Кандыба краснел и молча уходил, стараясь, как можно реже попадаться ей на глаза. Лиде стало жалко Кандыбу и она заступилась за него:
— Вы не ругайтесь на него, Прасковья Никитична. Он не виноват. А мы все добровольцы тут.
— Ничего, ему полезно! И что ж вам, дочки, дома-то не сиделось?
— Так война же.
Повариха, смахнув внезапно проступившую слезу, покачала головой:
— Да, война, — она как то сразу осунулась и засуетилась у кипящей кастрюли.

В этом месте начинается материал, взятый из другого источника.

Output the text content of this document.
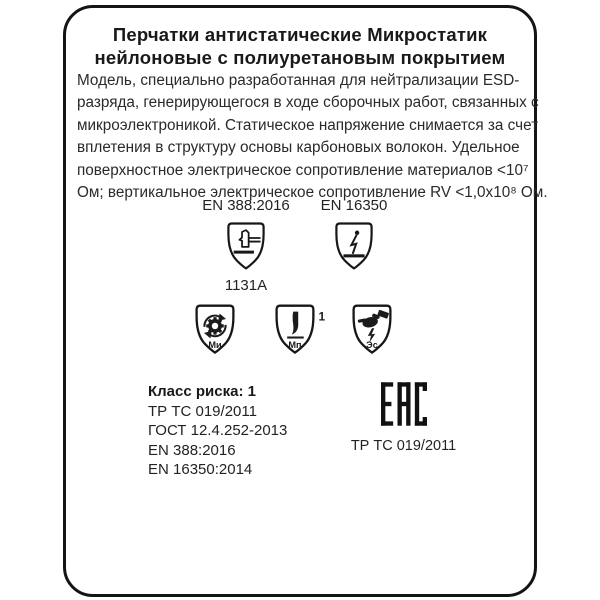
Перчатки антистатические Микростатик
нейлоновые с полиуретановым покрытием
Модель, специально разработанная для нейтрализации ESD-
разряда, генерирующегося в ходе сборочных работ, связанных с
микроэлектроникой. Статическое напряжение снимается за счет
вплетения в структуру основы карбоновых волокон. Удельное
поверхностное электрическое сопротивление материалов <10⁷
Ом; вертикальное электрическое сопротивление RV <1,0x10⁸ Ом.
EN 388:2016
1131A
EN 16350
Ми
1
Мп	Эс
Класс риска: 1
ТР ТС 019/2011
ГОСТ 12.4.252-2013
EN 388:2016
EN 16350:2014
ТР ТС 019/2011
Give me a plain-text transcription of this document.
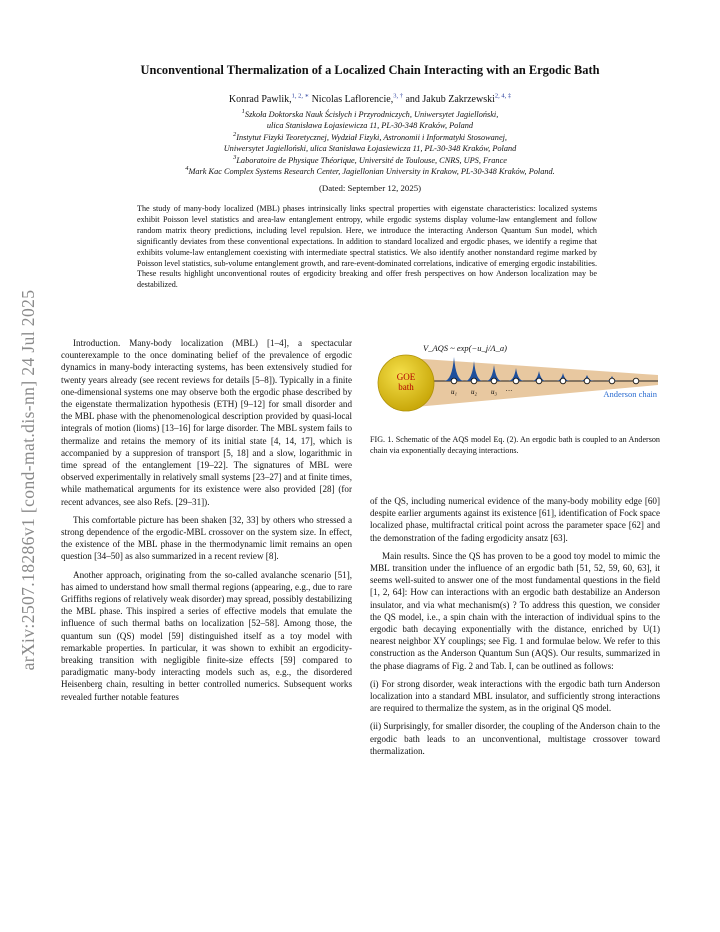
arXiv:2507.18286v1 [cond-mat.dis-nn] 24 Jul 2025
Unconventional Thermalization of a Localized Chain Interacting with an Ergodic Bath
Konrad Pawlik,$^{1, 2, ∗}$ Nicolas Laflorencie,$^{3, \dagger}$ and Jakub Zakrzewski$^{2, 4, \ddagger}$
$^1$Szkoła Doktorska Nauk Ścisłych i Przyrodniczych, Uniwersytet Jagielloński,
ulica Stanisława Łojasiewicza 11, PL-30-348 Kraków, Poland
$^2$Instytut Fizyki Teoretycznej, Wydział Fizyki, Astronomii i Informatyki Stosowanej,
Uniwersytet Jagielloński, ulica Stanisława Łojasiewicza 11, PL-30-348 Kraków, Poland
$^3$Laboratoire de Physique Théorique, Université de Toulouse, CNRS, UPS, France
$^4$Mark Kac Complex Systems Research Center, Jagiellonian University in Krakow, PL-30-348 Kraków, Poland.
(Dated: September 12, 2025)
The study of many-body localized (MBL) phases intrinsically links spectral properties with eigenstate characteristics: localized systems exhibit Poisson level statistics and area-law entanglement entropy, while ergodic systems display volume-law entanglement and follow random matrix theory predictions, including level repulsion. Here, we introduce the interacting Anderson Quantum Sun model, which significantly deviates from these conventional expectations. In addition to standard localized and ergodic phases, we identify a regime that exhibits volume-law entanglement coexisting with intermediate spectral statistics. We also identify another nonstandard regime marked by Poisson level statistics, sub-volume entanglement growth, and rare-event-dominated correlations, indicative of emerging ergodic instabilities. These results highlight unconventional routes of ergodicity breaking and offer fresh perspectives on how Anderson localization may be destabilized.

Introduction. Many-body localization (MBL) [1–4], a spectacular counterexample to the once dominating belief of the prevalence of ergodic dynamics in many-body interacting systems, has been extensively studied for twenty years already (see recent reviews for details [5–8]). Typically in a finite one-dimensional systems one may observe both the ergodic phase described by the eigenstate thermalization hypothesis (ETH) [9–12] for small disorder and the MBL phase with the phenomenological description provided by quasi-local integrals of motion (lioms) [13–16] for large disorder. The MBL system fails to thermalize and retains the memory of its initial state [4, 14, 17], which is accompanied by a suppresion of transport [5, 18] and a slow, logarithmic in time spread of the entanglement [19–22]. The signatures of MBL were observed experimentally in relatively small systems [23–27] and at finite times, while mathematical arguments for its existence were also provided [28] (for recent advances, see also Refs. [29–31]).

This comfortable picture has been shaken [32, 33] by others who stressed a strong dependence of the ergodic-MBL crossover on the system size. In effect, the existence of the MBL phase in the thermodynamic limit remains an open question [34–50] as also summarized in a recent review [8].

Another approach, originating from the so-called avalanche scenario [51], has aimed to understand how small thermal regions (appearing, e.g., due to rare Griffiths regions of relatively weak disorder) may spread, possibly destabilizing the MBL phase. This inspired a series of effective models that emulate the influence of such thermal baths on localization [52–58]. Among those, the quantum sun (QS) model [59] distinguished itself as a toy model with remarkable properties. In particular, it was shown to exhibit an ergodicity-breaking transition with negligible finite-size effects [59] compared to paradigmatic many-body interacting models such as, e.g., the disordered Heisenberg chain, resulting in better controlled numerics. Subsequent works revealed further notable features

GOE
bath
V_AQS ~ exp(−u_j/Λ_a)
u₁ u₂ u₃ ···	Anderson chain
FIG. 1. Schematic of the AQS model Eq. (2). An ergodic bath is coupled to an Anderson chain via exponentially decaying interactions.

of the QS, including numerical evidence of the many-body mobility edge [60] despite earlier arguments against its existence [61], identification of Fock space localized phase, multifractal critical point across the parameter space [62] and the demonstration of the fading ergodicity ansatz [63].

Main results. Since the QS has proven to be a good toy model to mimic the MBL transition under the influence of an ergodic bath [51, 52, 59, 60, 63], it seems well-suited to answer one of the most fundamental questions in the field [1, 2, 64]: How can interactions with an ergodic bath destabilize an Anderson insulator, and via what mechanism(s) ? To address this question, we consider the QS model, i.e., a spin chain with the interaction of individual spins to the ergodic bath decaying exponentially with the distance, enriched by U(1) nearest neighbor XY couplings; see Fig. 1 and formulae below. We refer to this construction as the Anderson Quantum Sun (AQS). Our results, summarized in the phase diagrams of Fig. 2 and Tab. I, can be outlined as follows:

(i) For strong disorder, weak interactions with the ergodic bath turn Anderson localization into a standard MBL insulator, and sufficiently strong interactions are required to thermalize the system, as in the original QS model.

(ii) Surprisingly, for smaller disorder, the coupling of the Anderson chain to the ergodic bath leads to an unconventional, multistage crossover toward thermalization.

Девушки переглянулись. Тоня подошла к Прасковье Никитичне и без слов ее обняла. А Лида спросила:
— У вас погиб кто-то?
— Нет. Надеюсь, нет. Дочка у меня на Украине осталась. Чуть старше вас, — женщина блестящими от слез глазами посмотрела на Лиду. — Замуж вышла и в Киев уехала. А тут война. Я ждала ее, думала, эвакуируется, приедет. Нет. Ни слуху, ни духу.

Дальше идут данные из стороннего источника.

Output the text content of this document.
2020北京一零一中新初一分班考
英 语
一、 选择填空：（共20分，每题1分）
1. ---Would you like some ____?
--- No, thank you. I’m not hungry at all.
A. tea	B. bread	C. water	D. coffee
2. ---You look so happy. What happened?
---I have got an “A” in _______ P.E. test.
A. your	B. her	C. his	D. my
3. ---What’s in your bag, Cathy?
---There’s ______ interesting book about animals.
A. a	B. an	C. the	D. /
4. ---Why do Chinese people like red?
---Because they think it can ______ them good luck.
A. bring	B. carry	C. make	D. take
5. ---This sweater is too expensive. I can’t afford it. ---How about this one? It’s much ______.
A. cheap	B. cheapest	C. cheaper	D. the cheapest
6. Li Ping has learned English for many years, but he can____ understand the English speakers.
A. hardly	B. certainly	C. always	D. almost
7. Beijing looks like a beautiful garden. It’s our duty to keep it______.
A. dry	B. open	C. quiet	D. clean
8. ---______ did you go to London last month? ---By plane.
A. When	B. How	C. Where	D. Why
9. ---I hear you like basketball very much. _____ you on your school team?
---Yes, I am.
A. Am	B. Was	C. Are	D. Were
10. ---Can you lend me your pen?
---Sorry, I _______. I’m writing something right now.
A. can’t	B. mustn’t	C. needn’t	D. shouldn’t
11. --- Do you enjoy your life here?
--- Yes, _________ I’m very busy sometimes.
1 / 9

— Жива она! Обязательно жива! — с горячностью заговорила Лида. — Вы главное верьте! Я тоже думала, моего Петю убили. Похоронка на него пришла. А он вернулся. Живой. Раненый только.
Прасковья Никитична тепло улыбнулась девушкам, сквозь слезы:
— Спасибо вам, девочки. Конечно, жива! Это просто я напридумывала себе от неизвестности. Наверное, уехать не успела, а весточка не дошла, — в глазах женщины мелькнула надежда, она шептала, как будто убеждая саму себя, — ведь такое творилось. У нас столько беженцев было. Не протолкнуться. Сейчас всех вывезли. А когда фронт близко подошел, они шли и шли через нас. Уставшие, голодные, грязные. С детьми, стариками. Мы их подкармливали. А потом нечем стало. Раздали все. Спасибо, вон Федотычу, взял меня сюда. Тут хоть за работой мысли не так гложут. Ой! — повариха всплеснула руками, — заболтались мы с вами, а скоро девочки на обед придут! И она опять засуетилась. А Лида с Тоней пошли мыть полы в столовой.
Так за работой пролетел день. После команды отбой, девушки уснули, едва донеся голову до подушки. Лиде показалось, что она только легла, как их уже подняли. Опять очередь в туалет, построение, распределение на работы. Но с сегодняшнего дня у них уже начиналась учеба. Сначала старшина читал и разъяснял им Устав внутренней службы, Дисциплинарный устав Красной Армии и значение присяги. В конце занятий он выдал им книжицы Уставов, велев зубрить их каждую свободную минуту. После тридцатиминутного перерыва настало время второго занятия «Аэродромная служба». Вел его Начальник курсов майор Максимов. Рассказывал он неожиданно интересно, с примерами из своей службы. Было видно, что Иван Андреевич дело свое знает и любит. Поначалу девушки побаивались сурового майора, но в конце занятия освоились и с интересом стали расспрашивать майора о его службе, не стесняясь задавать вопросы, если что-то было непонятно. Если чтение Уставов было нудным и скучным, то здесь время пролетело незаметно, настолько яркой оказалась лекция. Даже на обед идти не хотелось. Пообедав, весело гомонящей толпой девушки высыпали во двор на перерыв.